Israeli startup M@in.net and PPL Electric Utilities Corporation, the electric delivery subsidiary of Pennsylvania power company
(NYSE:PPL), said today they intend to expand a trial project in providing fast Internet service over power lines.
The project is based on technology developed by M@in.net, a subsidiary of
Noga Technologies (TASE:
), which has been having troubles due to the collapse of its parent company,
Noga Electrotechnika (TASE:
The two companies say they will be conducting a feasibility study on the electricity grid of PPL Electric Utilities, using Main.net's PLUS technology, which transfers data signals over electric power lines.
The two companies said that after the successful completion of the first-stage pilot in Pennsylvania, PPL is moving onto a wider phase, designed to judge the commercial feasibility of the venture. PPL intends to offer fast Internet service without need for any special installations.
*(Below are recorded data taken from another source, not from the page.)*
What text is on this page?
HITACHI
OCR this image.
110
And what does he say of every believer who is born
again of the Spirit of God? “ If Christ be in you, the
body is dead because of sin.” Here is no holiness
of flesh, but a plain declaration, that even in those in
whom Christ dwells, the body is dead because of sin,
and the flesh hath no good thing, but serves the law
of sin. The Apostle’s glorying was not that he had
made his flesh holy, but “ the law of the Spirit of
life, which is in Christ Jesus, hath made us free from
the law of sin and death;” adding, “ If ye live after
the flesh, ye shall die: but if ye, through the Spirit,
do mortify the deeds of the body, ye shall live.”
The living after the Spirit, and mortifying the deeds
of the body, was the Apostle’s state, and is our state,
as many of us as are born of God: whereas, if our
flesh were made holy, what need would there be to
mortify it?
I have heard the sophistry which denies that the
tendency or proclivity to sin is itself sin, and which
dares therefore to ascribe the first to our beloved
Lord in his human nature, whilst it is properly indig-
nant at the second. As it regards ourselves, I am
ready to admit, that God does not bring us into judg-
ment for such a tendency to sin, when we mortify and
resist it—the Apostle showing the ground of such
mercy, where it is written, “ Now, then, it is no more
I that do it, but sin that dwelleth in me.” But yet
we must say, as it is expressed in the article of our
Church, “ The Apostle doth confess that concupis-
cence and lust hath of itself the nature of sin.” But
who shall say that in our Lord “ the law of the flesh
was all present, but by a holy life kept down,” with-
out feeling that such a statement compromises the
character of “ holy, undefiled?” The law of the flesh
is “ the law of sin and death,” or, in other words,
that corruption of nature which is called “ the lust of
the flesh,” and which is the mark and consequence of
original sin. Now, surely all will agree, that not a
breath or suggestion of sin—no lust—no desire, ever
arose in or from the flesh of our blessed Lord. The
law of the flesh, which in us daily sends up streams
Like many power utilities, PPL has been looking to improve its operational efficiency through new technologies.
"We are undertaking the feasibility study to better understand this emerging technology," said Michael E. Bray, president of PPL Electric Utilities. "PLC technology, using Main.net's PLUS system solution, has the potential to improve our business operations and revolutionize the delivery of information from the Internet."
"Main.net's PLC technology can turn the electric distribution grid into a communication gateway providing home owners with unsurpassed broadband communication flexibility," said Joseph Marsilii, president and chief executive of Reston, Virginia-based M@in.net - Power Line Communications, M@in.net's U.S. subsidiary.
M@in.net estimates that within four years, more than 40% of America's households will be hooked up to fast Internet over broadband. Its system is specially adapted to the American power system, and enables link-up from any power point in the home.